The National Highway Traffic Safety Administration said it has begun an investigation to determine whether General Motors (GM) acted promptly when it recalled more than 1.6 million vehicles this month.
On Feb. 13, the nation’s largest automaker announced a recall of nearly 779,000 Chevrolet Cobalt and Pontiac G5 compact cars from model years 2005 to 2007.
GM then expanded the recall on Tuesday to include the 2003 to 2007 Saturn Ion and the 2006 to 2007 Chevrolet HHR, Pontiac Solstice and Saturn Sky, adding 842,000 vehicles.
The two recalls total 1.37 million vehicles in the U.S. and 253,519 in Canada and Mexico. All of the vehicles involved are defunct models.
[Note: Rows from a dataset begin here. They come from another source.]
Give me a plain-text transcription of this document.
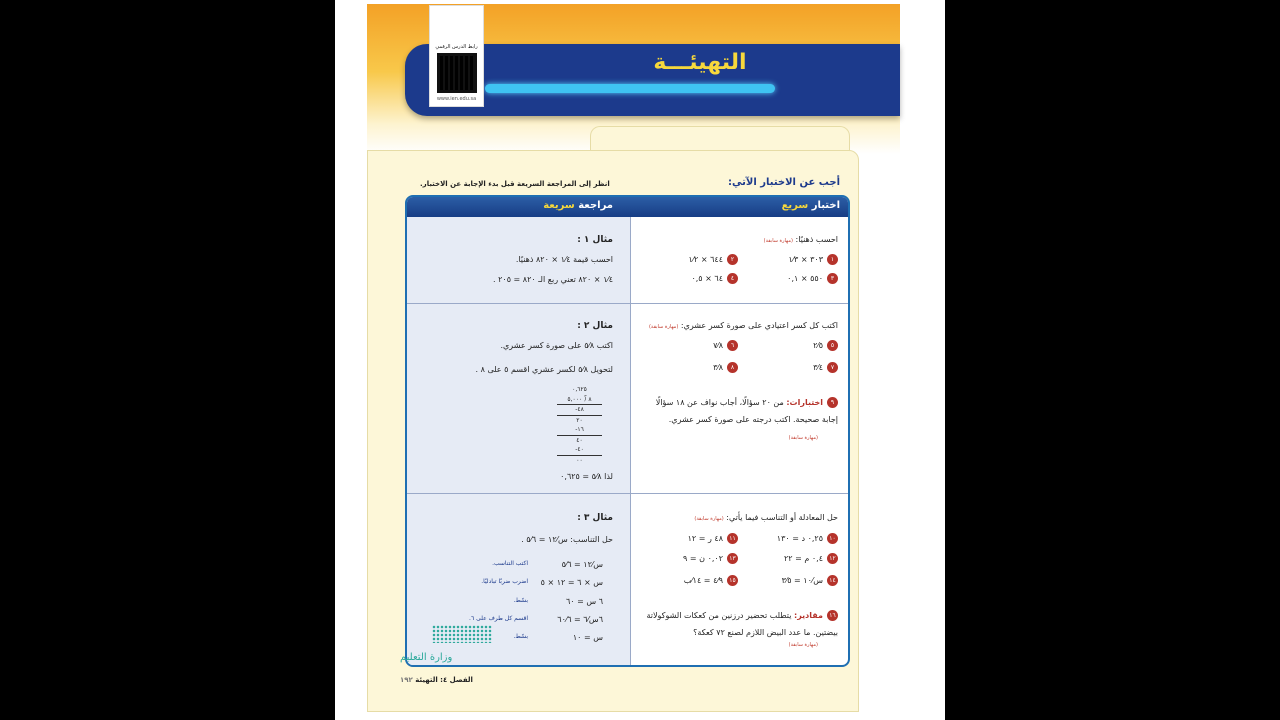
التهيئـــة
رابط الدرس الرقمي
www.ien.edu.sa
انظر إلى المراجعة السريعة قبل بدء الإجابة عن الاختبار.	أجب عن الاختبار الآتي:
اختبار سريع
مراجعة سريعة
احسب ذهنيًا: (مهارة سابقة)
١٣٠٣ × ١⁄٣
٢٦٤٤ × ١⁄٢
٣٥٥٠ × ٠,١
٤٦٤ × ٠,٥
اكتب كل كسر اعتيادي على صورة كسر عشري: (مهارة سابقة)
٥٢⁄٥
٦٧⁄٨
٧٣⁄٤
٨٣⁄٨
٩اختبارات: من ٢٠ سؤالًا، أجاب نواف عن ١٨ سؤالًا
إجابة صحيحة. اكتب درجته على صورة كسر عشري.
(مهارة سابقة)
حل المعادلة أو التناسب فيما يأتي: (مهارة سابقة)
١٠٠,٢٥ د = ١٣٠
١١٤٨ ر = ١٢
١٢٠,٤ م = ٢٢
١٣٠,٠٢ ن = ٩
١٤س⁄١٠ = ٣⁄٥
١٥٤⁄٩ = ١٤⁄ب
١٦مقادير: يتطلب تحضير درزنين من كعكات الشوكولاتة
بيضتين. ما عدد البيض اللازم لصنع ٧٢ كعكة؟
(مهارة سابقة)
مثال ١ :
احسب قيمة ١⁄٤ × ٨٢٠ ذهنيًا.
١⁄٤ × ٨٢٠ تعني ربع الـ ٨٢٠ = ٢٠٥ .
مثال ٢ :
اكتب ٥⁄٨ على صورة كسر عشري.
لتحويل ٥⁄٨ لكسر عشري اقسم ٥ على ٨ .
٠,٦٢٥
٨ ⟌ ٥,٠٠٠
-٤٨
٢٠
-١٦
٤٠
-٤٠
٠٠
لذا ٥⁄٨ = ٠,٦٢٥
مثال ٣ :
حل التناسب: س⁄١٢ = ٥⁄٦ .
اكتب التناسب.	س⁄١٢ = ٥⁄٦
اضرب ضربًا تبادليًا. س × ٦ = ١٢ × ٥
بسّط.	٦ س = ٦٠
اقسم كل طرف على ٦.	٦س⁄٦ = ٦٠⁄٦
بسّط.	س = ١٠
وزارة التعليم
الفصل ٤: التهيئة ١٩٢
GM said it’s aware of 31 accidents and 13 front-seat fatalities. The issue was identified as a faulty ignition switch that may inadvertently turn from the “run” to “accessory” position, causing the vehicle to stall and cutting off power to safety systems like air bags.
Late Wednesday, NHTSA said it will investigate “whether GM properly followed the legal processes and requirements for reporting recalls.”
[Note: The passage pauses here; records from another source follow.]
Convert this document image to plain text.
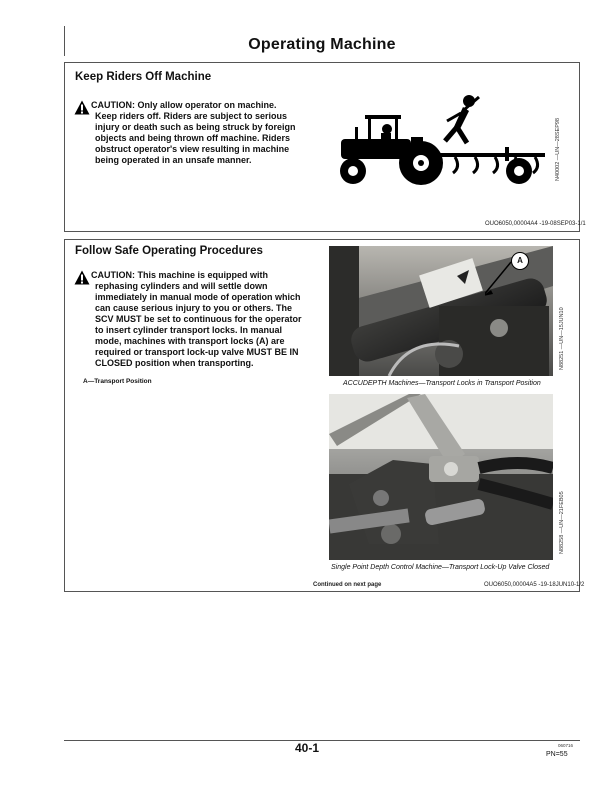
Operating Machine
Keep Riders Off Machine
CAUTION: Only allow operator on machine.
Keep riders off. Riders are subject to serious
injury or death such as being struck by foreign
objects and being thrown off machine. Riders
obstruct operator's view resulting in machine
being operated in an unsafe manner.	N40002 —UN—28SEP98
OUO6050,00004A4 -19-08SEP03-1/1
Follow Safe Operating Procedures
CAUTION: This machine is equipped with
rephasing cylinders and will settle down
immediately in manual mode of operation which
can cause serious injury to you or others. The
SCV MUST be set to continuous for the operator
to insert cylinder transport locks. In manual
mode, machines with transport locks (A) are
required or transport lock-up valve MUST BE IN
CLOSED position when transporting.
A—Transport Position
A
N88251 —UN—15JUN10
ACCUDEPTH Machines—Transport Locks in Transport Position
N88258 —UN—21FEB05
Single Point Depth Control Machine—Transport Lock-Up Valve Closed
Continued on next page	OUO6050,00004A5 -19-18JUN10-1/2
40-1	060716
PN=55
Manufacturers are required to file a recall notice with the regulator no more than five days after discovering a safety defect. NHTSA can issue a maximum fine of $35 million for failing to meet the requirement.
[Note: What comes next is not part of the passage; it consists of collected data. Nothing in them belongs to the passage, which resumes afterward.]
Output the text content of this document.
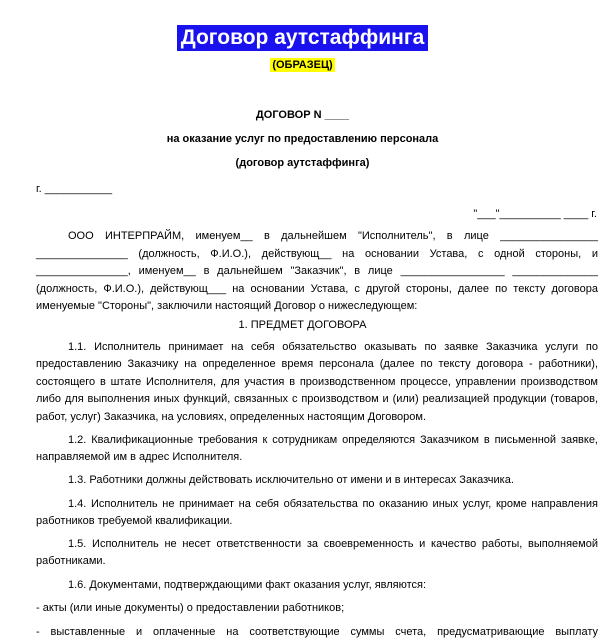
Договор аутстаффинга
(ОБРАЗЕЦ)
ДОГОВОР N ____
на оказание услуг по предоставлению персонала
(договор аутстаффинга)
г. ___________
"___"__________ ____ г.
ООО ИНТЕРПРАЙМ, именуем__ в дальнейшем "Исполнитель", в лице ________________
_______________ (должность, Ф.И.О.), действующ__ на основании Устава, с одной стороны, и
_______________, именуем__ в дальнейшем "Заказчик", в лице _________________ ______________
(должность, Ф.И.О.), действующ___ на основании Устава, с другой стороны, далее по тексту договора
именуемые "Стороны", заключили настоящий Договор о нижеследующем:
1. ПРЕДМЕТ ДОГОВОРА
1.1. Исполнитель принимает на себя обязательство оказывать по заявке Заказчика услуги по
предоставлению Заказчику на определенное время персонала (далее по тексту договора - работники),
состоящего в штате Исполнителя, для участия в производственном процессе, управлении производством
либо для выполнения иных функций, связанных с производством и (или) реализацией продукции (товаров,
работ, услуг) Заказчика, на условиях, определенных настоящим Договором.
1.2. Квалификационные требования к сотрудникам определяются Заказчиком в письменной заявке,
направляемой им в адрес Исполнителя.
1.3. Работники должны действовать исключительно от имени и в интересах Заказчика.
1.4. Исполнитель не принимает на себя обязательства по оказанию иных услуг, кроме направления
работников требуемой квалификации.
1.5. Исполнитель не несет ответственности за своевременность и качество работы, выполняемой
работниками.
1.6. Документами, подтверждающими факт оказания услуг, являются:
- акты (или иные документы) о предоставлении работников;
- выставленные и оплаченные на соответствующие суммы счета, предусматривающие выплату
“We deeply regret the events that led to the recall and this investigation. As our detailed chronology indicates, we intend to fully cooperate with NHTSA and we welcome the opportunity to help the agency have a full understanding of the facts,” GM said in a statement.
The Detroit-based company also stressed its commitment to “learning from the past while embracing the highest standards now and in the future.”
According to a chronology of events GM filed with NHTSA, the company was aware of a potential issue as early as 2004, when a company engineer experienced the problem during the Cobalt’s testing phase. A year later, GM updated a bulletin sent to dealers, adding the other models to a list of potentially affected vehicles.
In 2007, GM was told by federal safety officials that a fatal crash involved a 2005 Cobalt with an ignition switch that malfunctioned. GM then began looking into Cobalt accidents where the air bags failed to deploy. In 2013, GM found the original switch wasn’t made properly.
“The chronology shows that the process employed to examine this phenomenon was not as robust as it should have been,” GM North America President Alan Batey said Tuesday. “Today’s GM is committed to doing business differently and better.”
GM said it will notify owners of the affected vehicles and replace the ignition switch free of charge. The company hasn’t provided a notification schedule yet.
NHTSA and GM are telling owners to remove any other items from their vehicle’s key ring, as heavy key rings could cause the ignition switch to change positions.
Shares of GM fell 1.5% to $36.28 late Thursday morning.